At this moment, as the garrison stood mute, pondering whereunto these things would grow, Captain Poulat, a native of these parts, broke silence. He bade them be of good courage, for he knew the paths, and would conduct them past the French and Piedmontese lines, by a track known only to himself. Crawling on their hands and knees, and passing close to the French sentinels, yet hidden from them by the mist, they descended frightful precipices, and made their escape. "He who has not seen such paths," says Arnaud in his Rentree Glorieuse, "cannot conceive the danger of them, and will be inclined to consider my account of the march a mere fiction. But it is strictly true; and I must add, the place is so frightful that even some of the Vaudois themselves were terror-struck when they saw by day-light the nature of the spot they had passed in the dark." When the day broke, every eye in the plain below was turned to the Balsiglia. That day the four hundred ropes which Catinat had brought with him were to be put in requisition, and the feux-de-joie so long prepared were to be lighted at Pinerolo. What was their amazement to find the Balsiglia abandoned! The Vaudois had escaped and were gone, and might be seen upon the distant mountains, climbing the snows far out of reach of their would-be captors. Well might they sing
"Our soul is escaped as a bird out of
the snare of the fowlers.
The snare is broken, and we are escaped."

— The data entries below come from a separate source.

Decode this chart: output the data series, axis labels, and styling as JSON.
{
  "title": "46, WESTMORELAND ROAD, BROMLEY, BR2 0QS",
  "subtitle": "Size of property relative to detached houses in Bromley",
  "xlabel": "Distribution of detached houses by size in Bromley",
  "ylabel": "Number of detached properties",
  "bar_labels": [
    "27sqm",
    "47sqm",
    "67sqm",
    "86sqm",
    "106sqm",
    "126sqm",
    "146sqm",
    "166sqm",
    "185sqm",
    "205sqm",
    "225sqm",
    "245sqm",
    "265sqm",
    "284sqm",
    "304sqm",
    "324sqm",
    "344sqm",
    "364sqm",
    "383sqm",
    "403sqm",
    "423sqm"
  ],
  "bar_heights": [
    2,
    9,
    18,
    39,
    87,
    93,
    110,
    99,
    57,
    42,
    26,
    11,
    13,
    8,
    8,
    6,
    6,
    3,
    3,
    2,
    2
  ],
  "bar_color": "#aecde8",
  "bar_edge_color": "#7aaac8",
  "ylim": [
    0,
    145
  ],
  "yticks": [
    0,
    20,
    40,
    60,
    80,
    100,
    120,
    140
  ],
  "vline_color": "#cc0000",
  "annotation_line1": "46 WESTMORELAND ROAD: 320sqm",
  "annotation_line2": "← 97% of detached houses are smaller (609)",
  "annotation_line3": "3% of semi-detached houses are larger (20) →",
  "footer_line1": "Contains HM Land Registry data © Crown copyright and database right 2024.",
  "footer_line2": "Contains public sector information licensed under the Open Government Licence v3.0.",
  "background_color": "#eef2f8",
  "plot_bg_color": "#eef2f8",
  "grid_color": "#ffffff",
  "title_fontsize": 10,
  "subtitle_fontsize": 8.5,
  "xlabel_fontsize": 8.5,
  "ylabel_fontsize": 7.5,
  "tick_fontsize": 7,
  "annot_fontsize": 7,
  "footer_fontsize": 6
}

There followed several days, during which they wandered from hill to hill, or lay hid in woods, suffering great privations, and encountering numerous perils. At last they succeeded in reaching the Pra del Tor. To their amazement and joy, on arriving at this celebrated and hallowed spot, they found deputies from their prince, the Duke of Savoy, waiting them with an overture of peace. The Vaudois were as men that dreamed. An overture of peace! How was this? A coalition, including Germany, Great Britain, Holland, and Spain, had been formed to check the ambition of France, and three days had been given to Victor Amadeus to say to which side he would join himselfthe Leaguers or Louis XIV. He resolved to break with Louis and take part with the coalition. In this case, to whom could he so well commit the keys of the Alps as to his trusty Vaudois? Hence the overture that met them in the Pra del Tor. Ever ready to rally round the throne of their prince the moment the hand of persecution was withdrawn, the Vaudois closed with the peace offered them. Their towns and lands were restored; their churches were reopened for Protestant worship; their brethren still in prison at Turin were liberated, and the colonists of their countrymen in Germany had passports to return to their homes; and thus, after a dreary interval of three and a half years, the Valleys were again peopled with their ancient race, and resounded with their ancient songs. So closed that famous period of their history, which, in respect of the wonders, we might say the miracles, that attended it, we can compare only to the march of the chosen people through the wilderness to the Land of Promise.